Saya tertidur hingga pukul 10 keesokan paginya. Dari jendela kamar saya, terlihat keramaian Namche Bazar di bawah dengan latar puncak Gunung Konde sebelah barat setinggi 6.187 mdpl yang berselimut salju.
Sebelumnya, sebagian rombongan sudah berjalan menuju National Park Museum, tempat di mana bisa melihat puncak Everest. Setelah sarapan, saya bersama Achmad Hasan, Bong Chandra, Muhammad, dan Fauzan ditemani serpa Sangeh menyusul ke Nasional Park Museum.
Setelah makan siang, sebagian rombongan ada yang turun ke Namche Bazaar. Namun sebagian besarnya memanfaatkan waktu untuk beristirahat di penginapan. Karena jalur yang akan kami lalui besok akan lebih berat. Ketinggian semakin bertambah. Saya sendiri memilih turun ke Namche Bazaar, ditemani sherpa Sangeh.
Pada hari keempat pendakian, target kami adalah menempuh jalur Namche Bazaar - Deboche. Pukul 07.30 kami sudah meninggalkan penginapandan menempuh jalur di sisi tebing dataran tinggi yang terbuka.
Langit biru dan panas terasa menyengat dari atas. Di sisi kanan tersusun puncak-puncak bursusun seperti lapisan-lapisan. Di latar belakangnya, puncak-puncak gunung di Himalaya yang bertopi salju saling sundul-menyundul. Pemandangan yang menakjubkan. Kami beristirahat di kedai Tea Kyang Juma.
Di sepanjang perjalanan, kami disuguhi pemandangan puncak-puncak gunung seperti Everest, Lhotse, Ama Dablam, Taboche, Kongde, Cholatse, hingga Thamserku. Cuaca yang cerah memberikan kilau takjub pada pemandangan ini. Kami berjalan sangat perlahan, mengingat kondisi fisik kami yang sudah mulai kelelahan. Kadar oksigen di udara juga mulai menipis karena ketinggian sudah di atas 3.000 mdpl. Kami semakin sering beristirahat.
“Hurra-hurra!” teriak Niraj memberi semangat saat rombongan mulai bergerak terlalu pelan.
Kami makan siang di Funggithenga. Akhirnya, sekitar pukul tiga sore, kami tiba di Monastery Tyangboche pada ketinggian 3.867 mdpl. Kami bermalam di Deboche, yang masih berjarak 30 menit dari biara ini, tepatnya di penginapan Revendal.
Pada malam hari, kami menghabiskan waktu di ruang tengah yang memiliki penghangat.
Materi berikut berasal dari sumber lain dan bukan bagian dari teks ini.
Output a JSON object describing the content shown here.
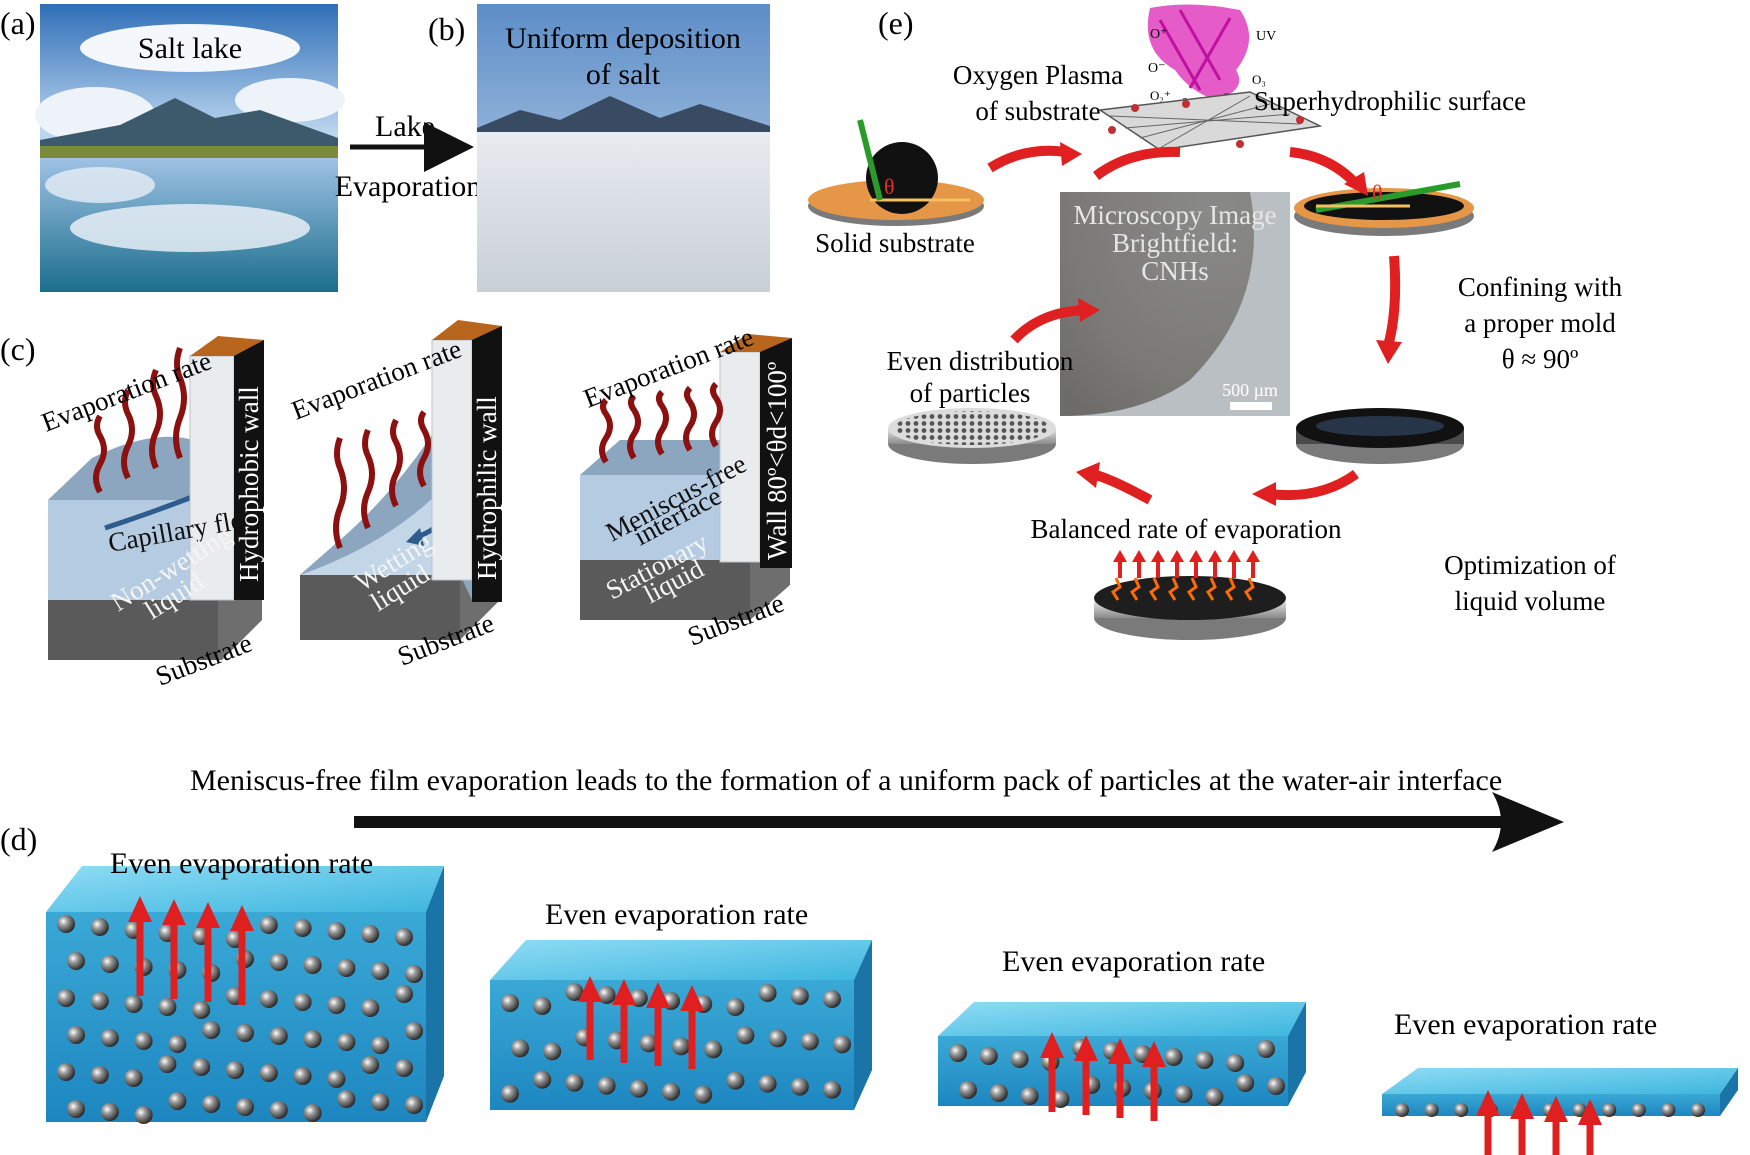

Sebagian mengobrol sambil minum teh panas untuk menghalau dingin, dan sebagian lagi main kartu.

“Segala lelah dan tantangan menjadi terbayar dengan pemandangan Himalaya yang luar biasa,” kata Bong Chandra, pimpinan rombongan kami.
Sebelum melanjutkan pendakian, kami berdoa bersama. Ini hari kelima setelah meninggalkan Lukla. Target pendakian kami hari ini adalah Dingboche di ketinggian 4.410, Pada sore hari bersalju, kami tiba di Dingboche, penginapan Chomolungma.
Malam di Dingboche terasa sangat dingin. Sleeping bag sepertinya tidak mampu menahan dinginnya udara. Terpaksa kami menyiasatinya dengan membeli kantong air dan botol untuk diisi air panas dan dimasukkan ke dalam sleeping bag.
Setelah Namche Bazar, fasilitas di penginapan memang semakin minim. Rata-rata penginapan yang lazim disebut teahouse menggunakan tenaga matahari. Untuk mengisi ulang daya ponsel dan baterai kamera dikenakan biaya 500 NPR, sedangkan untuk power bank 1.000 NPR.